9. How the Ground Truth for the Training Set Was Established

• As a molecular diagnostic, the "training" (or development/refinement) data for the device's interpretive algorithm (e.g., Melt Detector software Tm values, fluorescence values, and melt curve analysis) would primarily come from:
  • Well-characterized isolates and contrived samples: Used to define expected melt curves, Tm values, and limits of detection.
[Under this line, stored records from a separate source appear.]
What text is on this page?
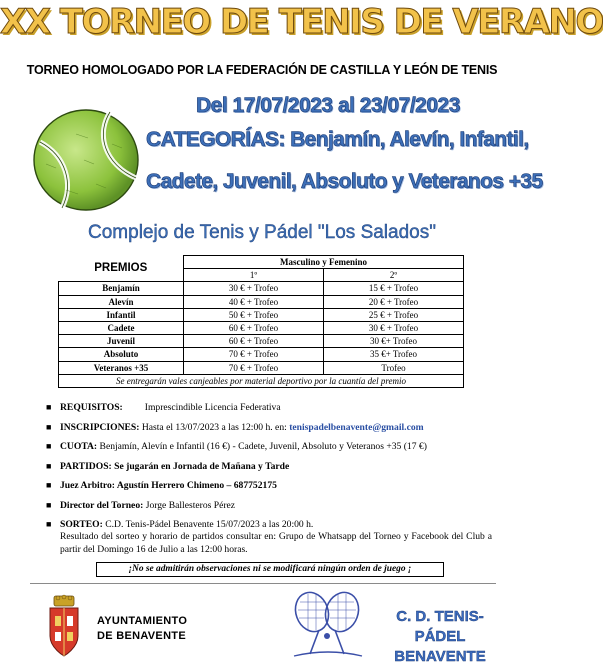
XX TORNEO DE TENIS DE VERANO
TORNEO HOMOLOGADO POR LA FEDERACIÓN DE CASTILLA Y LEÓN DE TENIS
Del 17/07/2023 al 23/07/2023
CATEGORÍAS: Benjamín, Alevín, Infantil,
Cadete, Juvenil, Absoluto y Veteranos +35
Complejo de Tenis y Pádel "Los Salados"
PREMIOS	Masculino y Femenino	
	1º	2º
Benjamín	30 € + Trofeo	15 € + Trofeo
Alevín	40 € + Trofeo	20 € + Trofeo
Infantil	50 € + Trofeo	25 € + Trofeo
Cadete	60 € + Trofeo	30 € + Trofeo
Juvenil	60 € + Trofeo	30 €+ Trofeo
Absoluto	70 € + Trofeo	35 €+ Trofeo
Veteranos +35	70 € + Trofeo	Trofeo
Se entregarán vales canjeables por material deportivo por la cuantía del premio		
■ REQUISITOS: Imprescindible Licencia Federativa
■ INSCRIPCIONES: Hasta el 13/07/2023 a las 12:00 h. en: tenispadelbenavente@gmail.com
■ CUOTA: Benjamín, Alevín e Infantil (16 €) - Cadete, Juvenil, Absoluto y Veteranos +35 (17 €)
■ PARTIDOS: Se jugarán en Jornada de Mañana y Tarde
■ Juez Arbitro: Agustín Herrero Chimeno – 687752175
■ Director del Torneo: Jorge Ballesteros Pérez
■ SORTEO: C.D. Tenis-Pádel Benavente 15/07/2023 a las 20:00 h.
Resultado del sorteo y horario de partidos consultar en: Grupo de Whatsapp del Torneo y Facebook del Club a partir del Domingo 16 de Julio a las 12:00 horas.
¡No se admitirán observaciones ni se modificará ningún orden de juego ¡
AYUNTAMIENTO
DE BENAVENTE
C. D. TENIS-PÁDEL
BENAVENTE
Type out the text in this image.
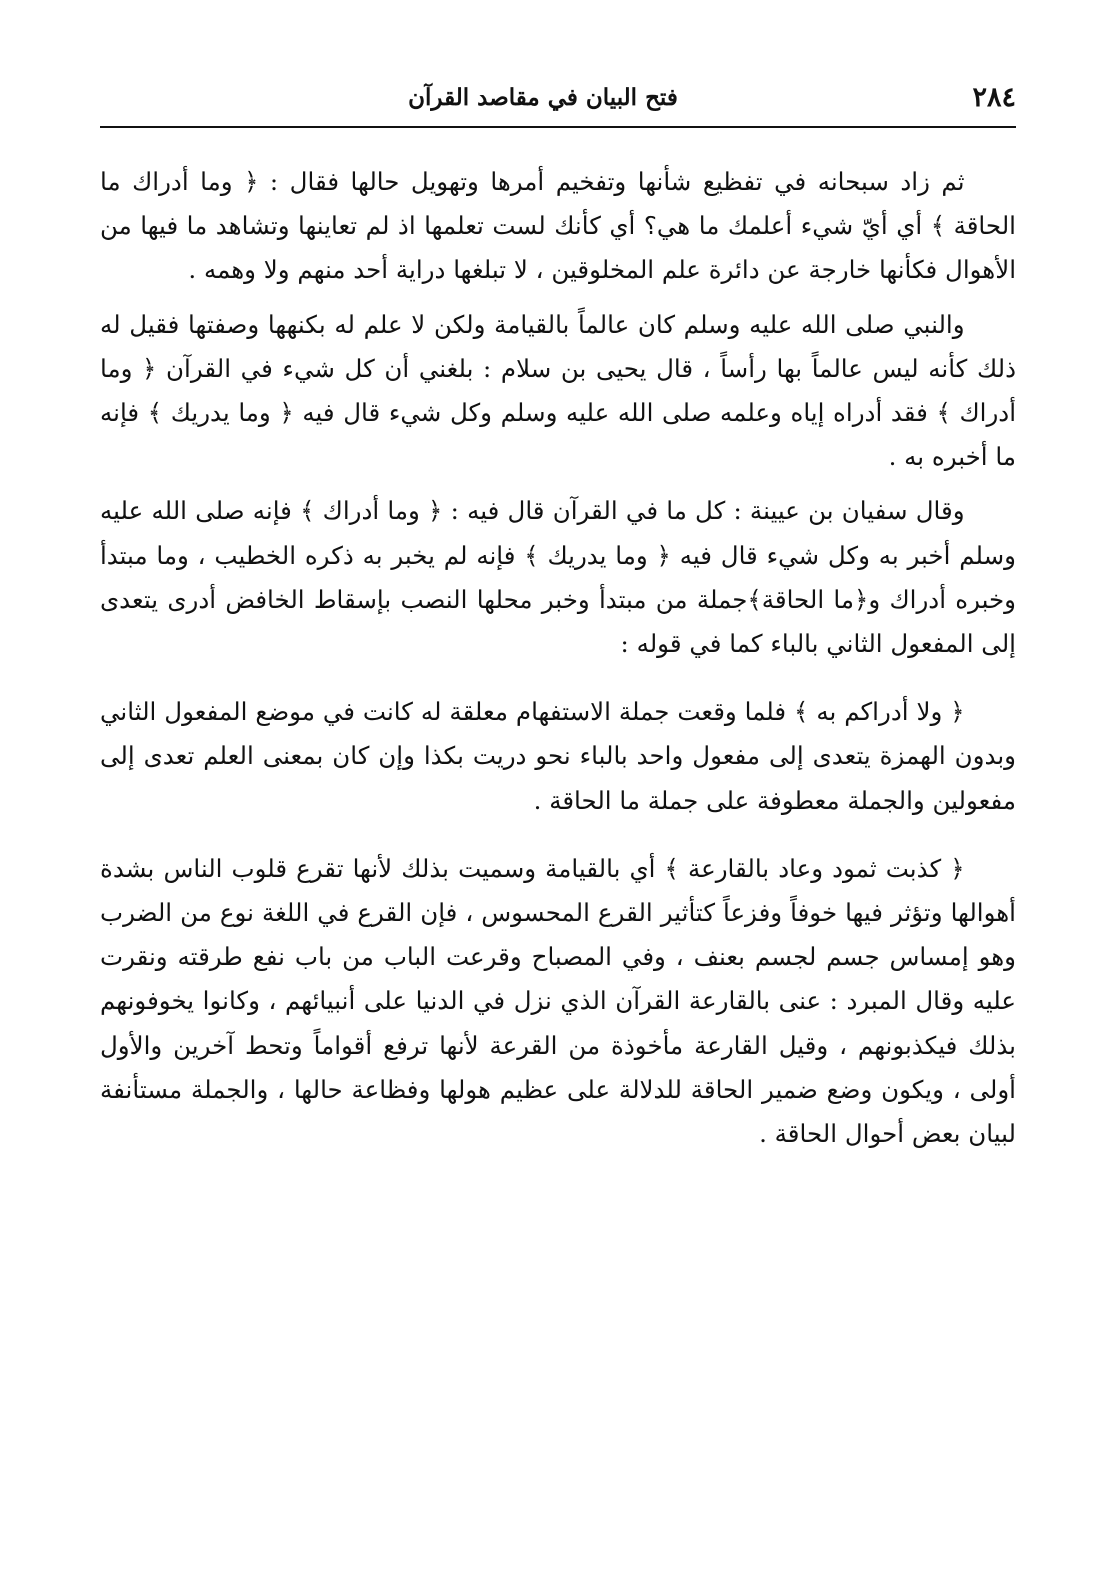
٢٨٤
فتح البيان في مقاصد القرآن

ثم زاد سبحانه في تفظيع شأنها وتفخيم أمرها وتهويل حالها فقال : ﴿ وما أدراك ما الحاقة ﴾ أي أيّ شيء أعلمك ما هي؟ أي كأنك لست تعلمها اذ لم تعاينها وتشاهد ما فيها من الأهوال فكأنها خارجة عن دائرة علم المخلوقين ، لا تبلغها دراية أحد منهم ولا وهمه .

والنبي صلى الله عليه وسلم كان عالماً بالقيامة ولكن لا علم له بكنهها وصفتها فقيل له ذلك كأنه ليس عالماً بها رأساً ، قال يحيى بن سلام : بلغني أن كل شيء في القرآن ﴿ وما أدراك ﴾ فقد أدراه إياه وعلمه صلى الله عليه وسلم وكل شيء قال فيه ﴿ وما يدريك ﴾ فإنه ما أخبره به .

وقال سفيان بن عيينة : كل ما في القرآن قال فيه : ﴿ وما أدراك ﴾ فإنه صلى الله عليه وسلم أخبر به وكل شيء قال فيه ﴿ وما يدريك ﴾ فإنه لم يخبر به ذكره الخطيب ، وما مبتدأ وخبره أدراك و﴿ما الحاقة﴾جملة من مبتدأ وخبر محلها النصب بإسقاط الخافض أدرى يتعدى إلى المفعول الثاني بالباء كما في قوله :

﴿ ولا أدراكم به ﴾ فلما وقعت جملة الاستفهام معلقة له كانت في موضع المفعول الثاني وبدون الهمزة يتعدى إلى مفعول واحد بالباء نحو دريت بكذا وإن كان بمعنى العلم تعدى إلى مفعولين والجملة معطوفة على جملة ما الحاقة .

﴿ كذبت ثمود وعاد بالقارعة ﴾ أي بالقيامة وسميت بذلك لأنها تقرع قلوب الناس بشدة أهوالها وتؤثر فيها خوفاً وفزعاً كتأثير القرع المحسوس ، فإن القرع في اللغة نوع من الضرب وهو إمساس جسم لجسم بعنف ، وفي المصباح وقرعت الباب من باب نفع طرقته ونقرت عليه وقال المبرد : عنى بالقارعة القرآن الذي نزل في الدنيا على أنبيائهم ، وكانوا يخوفونهم بذلك فيكذبونهم ، وقيل القارعة مأخوذة من القرعة لأنها ترفع أقواماً وتحط آخرين والأول أولى ، ويكون وضع ضمير الحاقة للدلالة على عظيم هولها وفظاعة حالها ، والجملة مستأنفة لبيان بعض أحوال الحاقة .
This includes the extensive analytical studies detailed (e.g., inclusivity, cross-reactivity, precision, LoD).
  • Mathematical modeling: Based on known sequence variations of target organisms.
  • Data from clinical specimens: Likely used to fine-tune and validate the interpretive algorithm (as indicated by the "final validation of the melt ranges" including "review of data from the Inclusivity study and clinical studies" against "expert annotation"). This implies that known positive and negative samples, rigorously characterized by molecular methods (and potentially expert review for complex cases), would inform the algorithm's development.